Book
Reviews
with Robin Osborne
Slow Man
By J.M. Coetzee
Knopf $45.00
One of the year's 'big' books, despite relative slimness and not being even long-listed for the Booker Prize (which the author has won twice, plus the Nobel Prize for Literature), this enigmatically titled novel contains more than a touch of the real Coetzee in his main character, Paul Rayment, a man in his late 60s who lives a reclusive, even puritan existence in Adelaide after years abroad - France in Rayment's case, South Africa in Coetzee's.
When we first meet Rayment he is in hospital after being knocked off his pushbike by a speeding motorist. The doctor informs him that his leg must be amputated, the only question being how much might be saved.
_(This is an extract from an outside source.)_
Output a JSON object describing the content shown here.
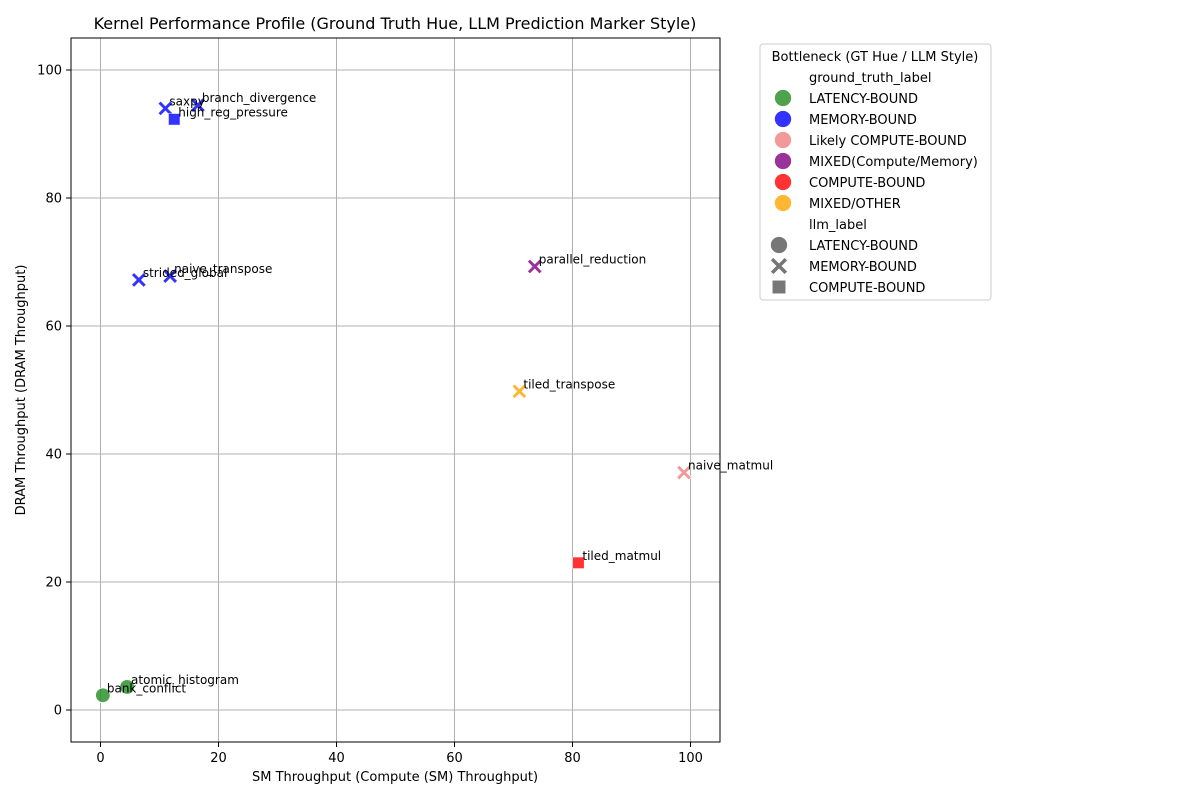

'As if it knows it is being spoken of, as if these terrible words have roused it from its troubled sleep, the right leg sends him a shaft of jagged white pain...'
'Right,' says the young man, and pats him lightly on the cheek. 'Time to get moving.'
Later he is visited by Wayne Blight, the teenaged driver of the car that clipped him, who speaks of 'Real bad luck', offers an apology but accepts no blame.
'Not an artist in words, young Wayne; yet his every utterance is carefully evasive, as though he has been told the room is bugged,' thinks Rayment, sourly.
Recuperating but staunchly refusing a prosthesis, Rayment engages a home nurse named Marijana (that's without a 'u'), an art restorer back in Croatia before migrating to Australia with her husband and children, the oldest being the handsome Drago.
There being no fool like an old one, Rayment soon falls in love - or imagines so - with Marijana and attempts to win her affection by offering to fund Drago to attend a costly boarding school and settle things with a jeweller who has caught her daughter shoplifting.
Into this intriguing plot walks the mysterious Elizabeth Costello, an author of Rayment's age who bears the same name as the title character of an earlier Coetzee novel.
Challenging the solitary Rayment's attitudes, she moves into his flat and tries to steer him through his obsession with the married nurse, even offering to share with him a comfortable late-life companionship.
'If I had to elect between good nursing and a pair of loving hands, I would elect the loving hands any day,' she says.
'Well, I do not have loving hands, Elizabeth.'
'No, you do not. Neither loving hands nor a loving heart,' she replies. 'A heart in hiding is what I call it. How are we going to bring your heart out of hiding? - that is the question.'
Alas, it is not one that either can answer.